What the evidence says
WRAP has been tested in several randomised controlled trials, including a multi-site study by Cook and colleagues. Findings include reduced symptoms, improved hope, and improved self-perceived recovery. The effects are modest but meaningful and durable, and WRAP is listed in the SAMHSA registry of evidence-based programmes. WRAP does not replace medication or other treatment; it complements them.
What WRAP does well
- Centres the person's own knowledge and preferences
- Produces a concrete, written plan that can be shared with supporters
- Is portable — the same plan can be used across settings and clinicians
- Strengthens hope through the act of writing one's own recovery
- Includes peer support as a structural element rather than an add-on
What it is less suited for
- People in acute crisis — the work requires reflective capacity
- People who want a clinician to design their plan rather than co-create it
- People who find writing or structured exercises particularly hard — though facilitators can adapt
Who tends to benefit
- People with serious mental illness who are reasonably stable and want a written plan they own
- People newly out of hospital who want to consolidate a relapse-prevention approach
- People who value peer connection and are open to group work
- Family members and carers — there are WRAP versions for caregivers and for specific populations
WRAP is a planning tool, not a substitute for crisis services. If symptoms escalate beyond the plan, call 988, go to your local emergency department, or reach the on-call clinician your plan names.
How to start a WRAP
- Find a local WRAP facilitator through the Copeland Center directory or your community mental health centre
- Attend an eight- to twelve-week WRAP group, usually free or low cost
- For self-directed work, the workbook can be obtained through the Copeland Center
- Many peer-run organisations and clubhouses offer WRAP groups
How WRAP relates to other tools
- Versus IMR. IMR is clinician-led and broader; WRAP is peer-led and focused on planning. Many people use both — see our IMR module-by-module deep dive.

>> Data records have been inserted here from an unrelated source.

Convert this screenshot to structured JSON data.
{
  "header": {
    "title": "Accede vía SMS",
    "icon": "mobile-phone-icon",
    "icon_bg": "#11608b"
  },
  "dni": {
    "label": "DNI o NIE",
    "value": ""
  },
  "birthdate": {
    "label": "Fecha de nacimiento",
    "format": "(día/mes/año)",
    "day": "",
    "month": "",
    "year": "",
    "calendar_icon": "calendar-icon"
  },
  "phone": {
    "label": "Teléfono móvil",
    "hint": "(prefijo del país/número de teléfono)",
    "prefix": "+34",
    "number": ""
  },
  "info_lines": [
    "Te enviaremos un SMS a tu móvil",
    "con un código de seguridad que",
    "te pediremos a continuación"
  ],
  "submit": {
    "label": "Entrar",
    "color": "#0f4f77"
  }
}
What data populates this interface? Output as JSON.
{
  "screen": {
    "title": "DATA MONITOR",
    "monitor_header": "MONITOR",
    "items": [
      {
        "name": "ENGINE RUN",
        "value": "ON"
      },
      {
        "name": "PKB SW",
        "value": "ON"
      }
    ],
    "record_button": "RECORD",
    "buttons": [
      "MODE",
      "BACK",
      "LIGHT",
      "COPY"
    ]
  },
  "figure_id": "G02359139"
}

- Versus a psychiatric advance directive. The crisis section of a WRAP can serve a similar function and is often easier to write.

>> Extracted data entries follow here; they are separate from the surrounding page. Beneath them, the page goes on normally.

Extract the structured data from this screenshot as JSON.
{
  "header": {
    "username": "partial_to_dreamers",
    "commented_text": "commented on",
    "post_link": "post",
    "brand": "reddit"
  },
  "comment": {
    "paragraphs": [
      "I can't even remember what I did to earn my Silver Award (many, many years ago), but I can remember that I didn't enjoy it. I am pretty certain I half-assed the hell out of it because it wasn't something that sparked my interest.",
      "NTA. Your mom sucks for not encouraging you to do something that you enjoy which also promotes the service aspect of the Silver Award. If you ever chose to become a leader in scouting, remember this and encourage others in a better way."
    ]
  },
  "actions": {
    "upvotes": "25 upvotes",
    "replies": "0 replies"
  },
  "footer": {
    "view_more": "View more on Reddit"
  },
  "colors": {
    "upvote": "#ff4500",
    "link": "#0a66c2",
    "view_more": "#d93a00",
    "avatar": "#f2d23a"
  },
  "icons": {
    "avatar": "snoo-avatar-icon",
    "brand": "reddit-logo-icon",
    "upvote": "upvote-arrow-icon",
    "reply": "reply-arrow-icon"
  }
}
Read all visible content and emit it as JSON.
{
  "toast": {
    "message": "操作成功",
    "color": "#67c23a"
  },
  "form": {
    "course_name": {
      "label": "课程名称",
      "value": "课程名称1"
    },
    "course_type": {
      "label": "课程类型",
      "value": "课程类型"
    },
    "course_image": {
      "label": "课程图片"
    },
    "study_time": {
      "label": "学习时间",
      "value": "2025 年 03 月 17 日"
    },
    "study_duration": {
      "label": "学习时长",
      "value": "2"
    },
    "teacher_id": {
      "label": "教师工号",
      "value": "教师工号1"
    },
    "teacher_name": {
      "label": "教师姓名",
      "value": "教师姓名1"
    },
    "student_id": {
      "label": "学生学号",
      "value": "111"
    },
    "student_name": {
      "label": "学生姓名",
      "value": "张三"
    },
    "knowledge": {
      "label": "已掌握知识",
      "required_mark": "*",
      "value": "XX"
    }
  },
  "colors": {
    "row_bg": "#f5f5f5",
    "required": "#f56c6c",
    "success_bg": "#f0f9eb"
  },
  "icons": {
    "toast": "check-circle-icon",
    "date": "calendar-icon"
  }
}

- Versus a relapse prevention plan. Sections 3–5 of WRAP overlap with standard relapse prevention; WRAP wraps it inside a wider wellness frame.
The big picture
WRAP turned the abstract idea of recovery into something a person can hold in their hands. The plan is not magic; the plan is a written record of what the person has learned about themselves and what they want others to know. For many people with serious mental illness, the act of writing that record — of being treated as the expert on their own life — is itself the start of recovery.
This article is for educational purposes only and is not medical advice, diagnosis, or treatment. Always consult a qualified mental health professional. If you or someone you know is in crisis, call or text 988 in the US, or your local emergency number.